County Yes No Margin CMargin
1 Kern 117,584 73,781 43,803 43,803
2 Shasta 49,141 21,655 27,486 71,289
3 Placer 103,192 80,088 23,104 94,393
4 Tulare 63,680 40,640 23,040 117,433
5 El Dorado 58,062 39,743 18,319 135,752
6 Stanislaus 81,456 68,085 13,371 149,123
7 Tehama 15,958 6,186 9,772 158,895
8 Madera 25,638 16,233 9,405 168,300
9 Sutter 20,216 11,484 8,732 177,032
10 Kings 19,710 11,242 8,468 185,500
11 Riverside 362,958 355,630 7,328 192,828
12 Fresno 130,580 123,433 7,147 199,975
13 Yuba 14,839 7,784 7,055 207,030
14 Butte 42,703 35,707 6,996 214,026
15 Lassen 8,532 1,600 6,932 220,958
16 Calaveras 14,559 8,018 6,541 227,499
17 Tuolumne 15,832 9,850 5,982 233,481
18 Amador 12,895 6,957 5,938 239,419
19 Siskiyou 11,282 6,951 4,331 243,750
20 Glenn 6,317 2,479 3,838 247,588
21 Merced 29,926 27,517 2,409 249,997
22 Plumas 5,106 3,008 2,098 252,095
23 Mariposa 5,375 3,376 1,999 254,094
24 Colusa 3,977 1,996 1,981 256,075
25 Modoc 2,508 706 1,802 257,877
26 Del Norte 5,137 3,454 1,683 259,560
27 Inyo 4,128 3,496 632 260,192
28 Trinity 2,699 2,106 593 260,785
29 Sierra 1,064 616 448 261,233
30 Alpine 218 340 -122 261,111
31 Mono 2,186 2,719 -533 260,578
32 Lake 3,728 5,605 -1,877 258,701
33 San Bernardino 282,659 285,596 -2,937 255,764
34 San Benito 9,181 12,595 -3,414 252,350
35 Nevada 25,273 29,702 -4,429 247,921
36 Imperial 12,193 18,210 -6,017 241,904
37 Mendocino 11,870 21,852 -9,982 231,922
38 San Luis Obispo 47,882 59,364 -11,482 220,440
39 Humboldt 15,442 28,810 -13,368 207,072
40 San Joaquin 79,097 94,109 -15,012 192,060
41 Napa 17,747 37,134 -19,387 172,673
42 Yolo 24,273 51,405 -27,132 145,541
43 Santa Barbara 57,355 92,905 -35,550 109,991
44 Orange 547,685 586,457 -38,772 71,219
45 Solano 58,277 97,839 -39,562 31,657
46 Monterey 38,169 80,664 -42,495 -10,838
47 Ventura 136,389 182,158 -45,769 -56,607
48 Santa Cruz 24,188 86,669 -62,481 -119,088
49 Marin 22,701 105,508 -82,807 -201,895
50 Sonoma 45,443 142,866 -97,423 -299,318
51 Sacramento 218,432 327,482 -109,050 -408,368
52 San Mateo 64,250 226,891 -162,641 -571,009
53 San Diego 502,226 671,379 -169,153 -740,162
54 Contra Costa 128,259 321,242 -192,983 -933,145
55 San Francisco 47,053 292,180 -245,127 -1,178,272
56 Santa Clara 166,827 468,486 -301,659 -1,479,931
57 Alameda 108,081 465,901 -357,820 -1,837,751
58 Los Angeles 853,398 2,072,346 -1,218,948 -3,056,699

Each county’s CMargin column is the cumulative margin from the top of the list. By ordering them this way, the Yes margin gets nibbled away as slowly as possible as you move down the list. As you can see, if the Chronicle had ordered the counties this way, they could’ve written an article with the headline “If California was made up of just these 45 counties, Gavin Newsom would have been recalled.”
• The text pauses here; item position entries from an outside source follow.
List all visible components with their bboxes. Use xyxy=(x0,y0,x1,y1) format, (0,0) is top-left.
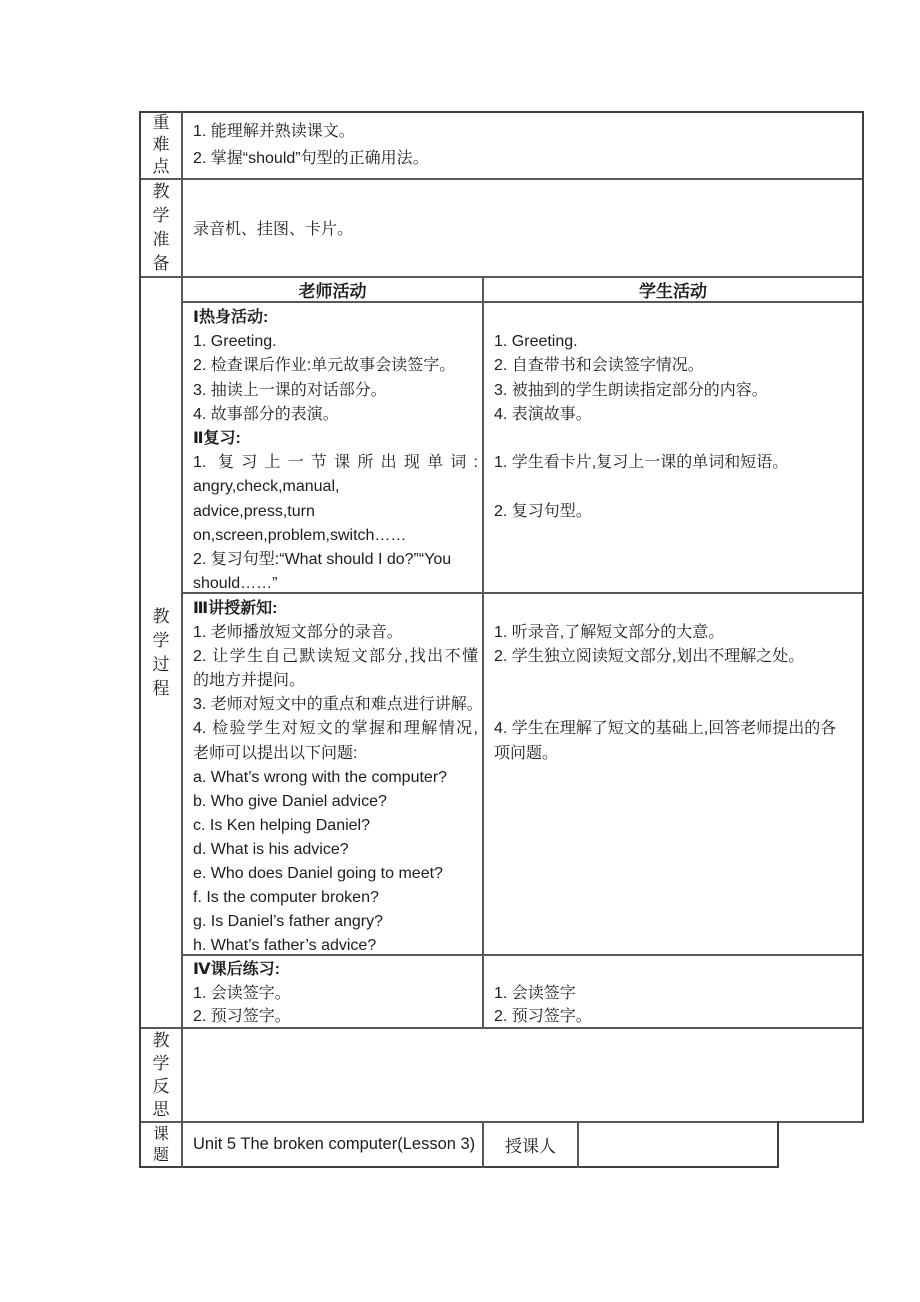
text-line: 1. 复习上一节课所出现单词: xyxy=(193,451,478,475)
text-line: 2. 学生独立阅读短文部分,划出不理解之处。 xyxy=(494,645,858,669)
text-line: b. Who give Daniel advice? xyxy=(193,790,478,814)
text-line: 项问题。 xyxy=(494,742,858,766)
text-line: 2. 掌握“should”句型的正确用法。 xyxy=(193,145,862,172)
cell-key-points-label: 重难点 xyxy=(141,113,181,177)
cell-warmup-review-student: 1. Greeting.2. 自查带书和会读签字情况。3. 被抽到的学生朗读指定… xyxy=(484,303,862,592)
text-line: 2. 检查课后作业:单元故事会读签字。 xyxy=(193,354,478,378)
text-line: 4. 表演故事。 xyxy=(494,403,858,427)
cell-warmup-review-teacher: Ⅰ热身活动:1. Greeting.2. 检查课后作业:单元故事会读签字。3. … xyxy=(183,303,482,592)
text-line: should……” xyxy=(193,572,478,592)
row-label: 重难点 xyxy=(151,113,171,177)
cell-instructor-value xyxy=(579,1122,777,1167)
text-line: 3. 被抽到的学生朗读指定部分的内容。 xyxy=(494,379,858,403)
text-line: a. What’s wrong with the computer? xyxy=(193,766,478,790)
cell-lesson-title: Unit 5 The broken computer(Lesson 3) xyxy=(183,1122,482,1167)
text-line: 1. 能理解并熟读课文。 xyxy=(193,118,862,145)
instructor-label-text: 授课人 xyxy=(505,1132,556,1157)
lesson-title-text: Unit 5 The broken computer(Lesson 3) xyxy=(193,1135,475,1154)
lesson-plan-document: 重难点 1. 能理解并熟读课文。 2. 掌握“should”句型的正确用法。 教… xyxy=(0,0,920,1302)
cell-new-knowledge-teacher: Ⅲ讲授新知:1. 老师播放短文部分的录音。2. 让学生自己默读短文部分,找出不懂… xyxy=(183,594,482,954)
text-line: 老师可以提出以下问题: xyxy=(193,742,478,766)
text-line: angry,check,manual, xyxy=(193,475,478,499)
text-line: 1. 老师播放短文部分的录音。 xyxy=(193,621,478,645)
text-line: Ⅱ复习: xyxy=(193,427,478,451)
cell-homework-student: 1. 会读签字2. 预习签字。 xyxy=(484,956,862,1027)
row-label: 教学过程 xyxy=(151,605,171,701)
text-line: e. Who does Daniel going to meet? xyxy=(193,862,478,886)
text-line: 1. 听录音,了解短文部分的大意。 xyxy=(494,621,858,645)
cell-process-label: 教学过程 xyxy=(141,279,181,1026)
text-line: advice,press,turn xyxy=(193,500,478,524)
text-line: 1. Greeting. xyxy=(193,330,478,354)
text-line xyxy=(494,693,858,717)
cell-preparation-label: 教学准备 xyxy=(141,181,181,275)
text-line: Ⅰ热身活动: xyxy=(193,306,478,330)
text-line: 录音机、挂图、卡片。 xyxy=(193,216,353,239)
cell-reflection-content xyxy=(183,1029,862,1120)
text-line: 1. 学生看卡片,复习上一课的单词和短语。 xyxy=(494,451,858,475)
row-label: 教学准备 xyxy=(151,181,171,275)
cell-key-points-content: 1. 能理解并熟读课文。 2. 掌握“should”句型的正确用法。 xyxy=(183,112,862,178)
text-line: 1. 会读签字。 xyxy=(193,982,478,1006)
column-header-text: 老师活动 xyxy=(299,277,367,301)
text-line xyxy=(494,597,858,621)
text-line: 2. 复习句型。 xyxy=(494,500,858,524)
cell-homework-teacher: Ⅳ课后练习:1. 会读签字。2. 预习签字。 xyxy=(183,956,482,1027)
text-line xyxy=(494,669,858,693)
text-line: f. Is the computer broken? xyxy=(193,886,478,910)
text-line: g. Is Daniel’s father angry? xyxy=(193,910,478,934)
text-line: 3. 抽读上一课的对话部分。 xyxy=(193,379,478,403)
text-line: 4. 检验学生对短文的掌握和理解情况, xyxy=(193,717,478,741)
text-line: 3. 老师对短文中的重点和难点进行讲解。 xyxy=(193,693,478,717)
text-line: 2. 预习签字。 xyxy=(193,1005,478,1027)
column-header-teacher: 老师活动 xyxy=(183,277,482,301)
cell-reflection-label: 教学反思 xyxy=(141,1029,181,1120)
cell-lesson-title-label: 课题 xyxy=(141,1123,181,1166)
text-line: 2. 复习句型:“What should I do?”“You xyxy=(193,548,478,572)
text-line: 4. 学生在理解了短文的基础上,回答老师提出的各 xyxy=(494,717,858,741)
footer-border-right xyxy=(777,1121,779,1168)
cell-instructor-label: 授课人 xyxy=(484,1122,577,1167)
text-line xyxy=(494,958,858,982)
text-line: Ⅳ课后练习: xyxy=(193,958,478,982)
table-border-right xyxy=(862,111,864,1123)
text-line: 4. 故事部分的表演。 xyxy=(193,403,478,427)
text-line: 2. 让学生自己默读短文部分,找出不懂 xyxy=(193,645,478,669)
row-label: 教学反思 xyxy=(151,1029,171,1120)
cell-new-knowledge-student: 1. 听录音,了解短文部分的大意。2. 学生独立阅读短文部分,划出不理解之处。4… xyxy=(484,594,862,954)
row-label: 课题 xyxy=(151,1124,171,1166)
text-line xyxy=(494,306,858,330)
column-header-student: 学生活动 xyxy=(484,277,862,301)
text-line: 1. 会读签字 xyxy=(494,982,858,1006)
text-line: 的地方并提问。 xyxy=(193,669,478,693)
text-line: Ⅲ讲授新知: xyxy=(193,597,478,621)
text-line xyxy=(494,427,858,451)
text-line: d. What is his advice? xyxy=(193,838,478,862)
text-line: on,screen,problem,switch…… xyxy=(193,524,478,548)
text-line: c. Is Ken helping Daniel? xyxy=(193,814,478,838)
text-line: 1. Greeting. xyxy=(494,330,858,354)
text-line xyxy=(494,475,858,499)
text-line: h. What’s father’s advice? xyxy=(193,934,478,954)
text-line: 2. 自查带书和会读签字情况。 xyxy=(494,354,858,378)
cell-preparation-content: 录音机、挂图、卡片。 xyxy=(183,179,862,276)
text-line: 2. 预习签字。 xyxy=(494,1005,858,1027)
column-header-text: 学生活动 xyxy=(639,277,707,301)
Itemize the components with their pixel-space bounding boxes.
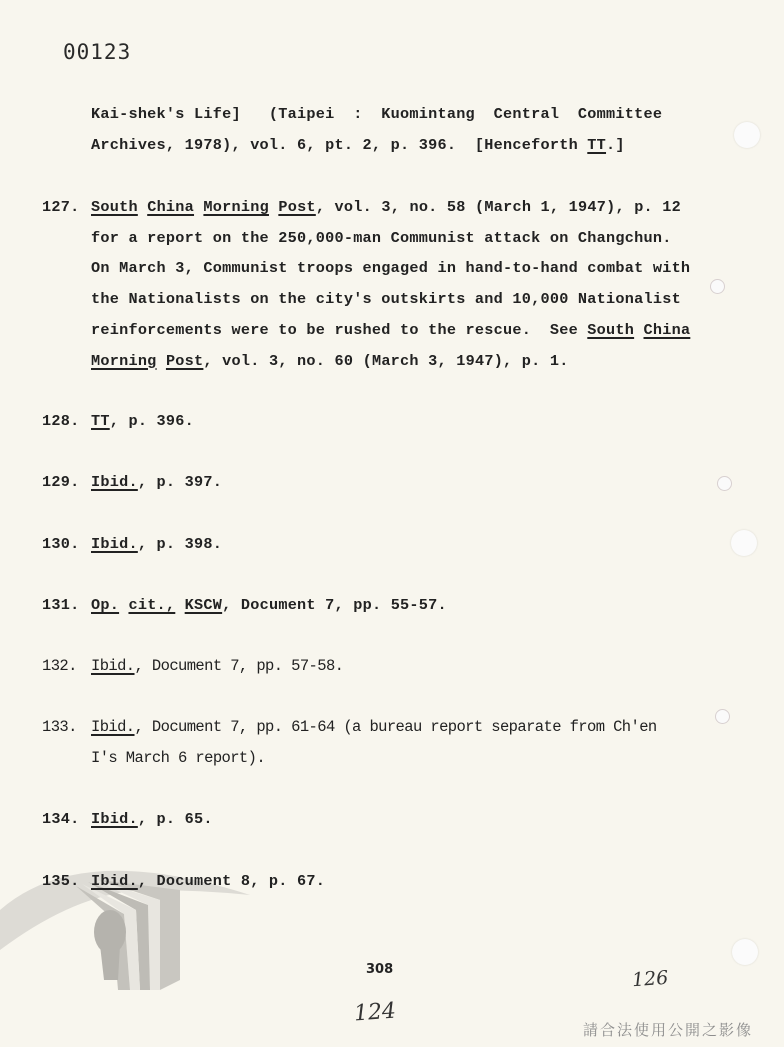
handwritten-number-left: 124 xyxy=(353,999,397,1027)
note-text-line: On March 3, Communist troops engaged in … xyxy=(91,259,690,277)
punch-hole xyxy=(732,939,758,965)
punch-hole xyxy=(710,279,725,294)
punch-hole xyxy=(731,530,757,556)
note-number: 129. xyxy=(42,473,79,491)
note-text-line: Ibid., p. 398. xyxy=(91,535,222,553)
note-text-line: Op. cit., KSCW, Document 7, pp. 55-57. xyxy=(91,596,447,614)
note-text-line: South China Morning Post, vol. 3, no. 58… xyxy=(91,198,681,216)
note-text-line: TT, p. 396. xyxy=(91,412,194,430)
note-number: 130. xyxy=(42,535,79,553)
note-number: 133. xyxy=(42,718,77,736)
note-text-line: Ibid., Document 7, pp. 57-58. xyxy=(91,657,343,675)
punch-hole xyxy=(717,476,732,491)
page-number: 308 xyxy=(366,962,393,977)
handwritten-number-right: 126 xyxy=(631,967,669,991)
note-text-line: Ibid., Document 7, pp. 61-64 (a bureau r… xyxy=(91,718,657,736)
note-number: 135. xyxy=(42,872,79,890)
note-number: 132. xyxy=(42,657,77,675)
continued-note-line-2: Archives, 1978), vol. 6, pt. 2, p. 396. … xyxy=(91,136,625,154)
note-number: 134. xyxy=(42,810,79,828)
note-number: 128. xyxy=(42,412,79,430)
note-number: 131. xyxy=(42,596,79,614)
note-text-line: Morning Post, vol. 3, no. 60 (March 3, 1… xyxy=(91,352,569,370)
punch-hole xyxy=(734,122,760,148)
note-text-line: I's March 6 report). xyxy=(91,749,265,767)
footer-usage-notice: 請合法使用公開之影像 xyxy=(583,1019,753,1040)
archive-watermark-logo xyxy=(0,850,260,990)
continued-note-line-1: Kai-shek's Life] (Taipei : Kuomintang Ce… xyxy=(91,105,662,123)
note-text-line: Ibid., Document 8, p. 67. xyxy=(91,872,325,890)
document-stamp-id: 00123 xyxy=(63,40,131,64)
note-text-line: reinforcements were to be rushed to the … xyxy=(91,321,690,339)
punch-hole xyxy=(715,709,730,724)
note-number: 127. xyxy=(42,198,79,216)
note-text-line: for a report on the 250,000-man Communis… xyxy=(91,229,672,247)
note-text-line: Ibid., p. 65. xyxy=(91,810,213,828)
note-text-line: Ibid., p. 397. xyxy=(91,473,222,491)
note-text-line: the Nationalists on the city's outskirts… xyxy=(91,290,681,308)
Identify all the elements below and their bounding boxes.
And we still wouldn’t be any smarter.


  1. And yes, they’re tinted green, another example of changing the meaning of colors mid-article. 

  2. How long would it take to check all 8.8 quadrillion combinations by brute force? I don’t know, but it’s likely to be hundreds of years, and I didn’t feel like waiting that long.